In the russian tundra, the nickel producer nornickel has been working on a new project following the disaster with 21.000 tons of oil spill highly toxic flussig waste dumped in rivers and lakes according to media reports.
The anti-government newspaper "novaya gazeta" published videos of the sewage polluted with heavy metals and acids. These flowed into the river kharayelakh, which flows via another river into the unique sub-water lake pyassino.
The prosecutor’s office of the krasnoyarsk region launched an investigation into the illegal disposal of toxic liquid waste. According to a press release, the nornickel company acknowledged that it had made a mistake. Sewage disposal has been stopped, those responsible removed from their posts, it said.
"This is a crime against nature and against our children," said vasily ryabkin, a former employee of the local environmental protection agency. He had made the new scandal public together with activists of the environmental protection organization greenpeace and with the newspaper.

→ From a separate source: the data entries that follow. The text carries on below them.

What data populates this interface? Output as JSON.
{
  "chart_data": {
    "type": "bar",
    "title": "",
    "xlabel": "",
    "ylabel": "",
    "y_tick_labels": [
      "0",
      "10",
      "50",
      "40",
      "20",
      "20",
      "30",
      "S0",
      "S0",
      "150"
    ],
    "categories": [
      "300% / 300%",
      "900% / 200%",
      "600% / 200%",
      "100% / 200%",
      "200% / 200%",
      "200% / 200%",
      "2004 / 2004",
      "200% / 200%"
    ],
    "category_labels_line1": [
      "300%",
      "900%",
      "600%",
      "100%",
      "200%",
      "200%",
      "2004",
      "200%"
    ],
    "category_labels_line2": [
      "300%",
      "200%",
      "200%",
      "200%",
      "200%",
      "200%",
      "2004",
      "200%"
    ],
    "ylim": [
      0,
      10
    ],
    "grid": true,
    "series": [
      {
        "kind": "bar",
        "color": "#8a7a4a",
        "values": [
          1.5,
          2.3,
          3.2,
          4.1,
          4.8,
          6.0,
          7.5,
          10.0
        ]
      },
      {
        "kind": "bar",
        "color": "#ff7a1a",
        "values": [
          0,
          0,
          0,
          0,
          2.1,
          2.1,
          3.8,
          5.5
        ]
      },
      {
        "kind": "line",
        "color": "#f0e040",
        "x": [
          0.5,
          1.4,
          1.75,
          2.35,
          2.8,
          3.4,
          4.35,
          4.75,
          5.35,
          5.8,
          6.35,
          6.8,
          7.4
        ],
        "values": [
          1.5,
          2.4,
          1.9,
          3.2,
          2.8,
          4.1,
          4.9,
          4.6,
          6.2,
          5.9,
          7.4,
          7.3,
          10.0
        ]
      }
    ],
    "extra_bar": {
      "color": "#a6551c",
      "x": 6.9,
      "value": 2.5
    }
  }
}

The waters near the arctic ocean are currently struggling with the aftermath of the oil spill at the end of may, when 21.000 tons of oil had spilled. There, at a thermal power plant near the city of norilsk, a huge tank had apparently sunk and ruptured due to the thawing permafrost ground. Experts spoke of the grossest oil spill in the russian arctic.
According to greenpeace, nature conservationists and opposition politician sergej mitrochin wanted to take soil samples to moscow over the weekend. However, they were stopped at the airport, which also belongs to nornickel, and prevented from transporting the samples. Greenpeace criticized that everything was being done to obstruct the clarification of the disaster.
"Novaya gazeta" also published a photo of how a bulldozer flattened a police car in an accident. It was not intentional, he said. The vehicle was there after concerned citizens alerted the police, civil defense, the environmental regulator and the public prosecutor’s office about the new environmental scandal.